See the fast that pleases me: breaking the fetters of injustice and unfastening the thongs of the yoke, setting the oppressed free and breaking every yoke. Fast by sharing your food with the hungry, bring to your house the homeless, clothe the one you see naked and do not turn away from your own kin.

Then will your light break forth as the dawn and your healing come in a flash. Your righteousness will be your vanguard, the glory of Yahweh your rearguard. Then you will call and Yahweh will answer, you will cry and he will say, I am here.

Gospel: Matthew 9: 14-15

Then the disciples of John came to him with the question, “How is it, that we and the Pharisees fast on many occasions, but not your disciples?” Jesus answered them,

“How can you expect wedding guests to mourn as long as the bridegroom is with them? The time will come, when the bridegroom will be taken away from them, and then, they will fast.”


“Why do we fast?”

Do we fast merely to discipline our bodies or also to help us grow from our faintheartedness? We can fast to simply show off. We can also fast in order to feel good, satisfying our pietistic appetite.

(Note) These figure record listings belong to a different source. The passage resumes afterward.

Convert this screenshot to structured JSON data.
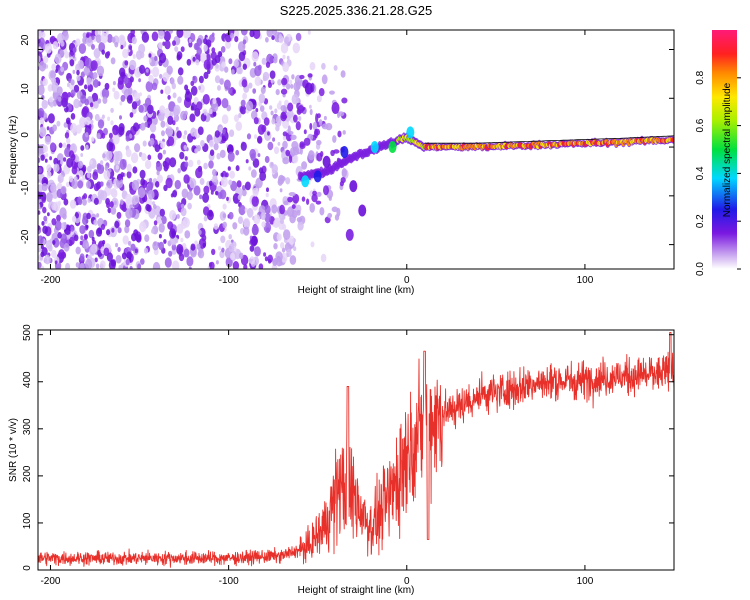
{
  "title": "S225.2025.336.21.28.G25",
  "chart_data": [
    {
      "type": "heatmap",
      "name": "spectrogram",
      "xlabel": "Height of straight line (km)",
      "ylabel": "Frequency (Hz)",
      "xlim": [
        -207,
        150
      ],
      "ylim": [
        -25,
        24
      ],
      "xticks": [
        -200,
        -100,
        0,
        100
      ],
      "yticks": [
        -20,
        -10,
        0,
        10,
        20
      ],
      "colorbar": {
        "label": "Normalized spectral amplitude",
        "range": [
          0,
          1
        ],
        "ticks": [
          "0.0",
          "0.2",
          "0.4",
          "0.6",
          "0.8"
        ]
      },
      "ridge_frequency_hz": [
        {
          "x": -60,
          "f": -6
        },
        {
          "x": -45,
          "f": -5
        },
        {
          "x": -30,
          "f": -2
        },
        {
          "x": -15,
          "f": 0
        },
        {
          "x": 0,
          "f": 2
        },
        {
          "x": 10,
          "f": 0
        },
        {
          "x": 40,
          "f": 0
        },
        {
          "x": 80,
          "f": 0.5
        },
        {
          "x": 120,
          "f": 1
        },
        {
          "x": 150,
          "f": 1.5
        }
      ]
    },
    {
      "type": "line",
      "name": "snr",
      "xlabel": "Height of straight line (km)",
      "ylabel": "SNR (10 * v/v)",
      "xlim": [
        -207,
        150
      ],
      "ylim": [
        0,
        510
      ],
      "xticks": [
        -200,
        -100,
        0,
        100
      ],
      "yticks": [
        0,
        100,
        200,
        300,
        400,
        500
      ],
      "color": "#e8302a",
      "trend": [
        {
          "x": -207,
          "y": 25
        },
        {
          "x": -100,
          "y": 25
        },
        {
          "x": -70,
          "y": 30
        },
        {
          "x": -55,
          "y": 50
        },
        {
          "x": -45,
          "y": 100
        },
        {
          "x": -38,
          "y": 180
        },
        {
          "x": -30,
          "y": 160
        },
        {
          "x": -20,
          "y": 90
        },
        {
          "x": -10,
          "y": 150
        },
        {
          "x": 0,
          "y": 250
        },
        {
          "x": 10,
          "y": 310
        },
        {
          "x": 20,
          "y": 330
        },
        {
          "x": 40,
          "y": 370
        },
        {
          "x": 70,
          "y": 395
        },
        {
          "x": 100,
          "y": 405
        },
        {
          "x": 150,
          "y": 420
        }
      ],
      "annotations": [
        {
          "x": -33,
          "y": 390,
          "note": "spike"
        },
        {
          "x": 10,
          "y": 465,
          "note": "spike"
        },
        {
          "x": 12,
          "y": 65,
          "note": "dip"
        },
        {
          "x": 148,
          "y": 505,
          "note": "max"
        }
      ]
    }
  ]
}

Isaiah, in the first reading, proclaimed that the kind of fasting pleasing to the Lord is the one that breaks the fetters of injustice and sets the oppressed free. It is also the fasting that shares food with the hungry, shares house with the homeless and clothes the naked. (cf. Isa. 58:7) Thus, we fast that we may take risks for social justice and lift up the quality of life.

We fast neither to satisfy our ego through mortification nor to feel good about ourselves because of our frugal practices. We fast to strengthen our hearts that we may become committed Christians.

In today’s Gospel, Jesus explains that his disciples would fast only after he has gone. Jesus has to offer himself first so that his followers would have an example to emulate. Jesus fasted before his ministry, which eventually led to his supreme act of self-giving.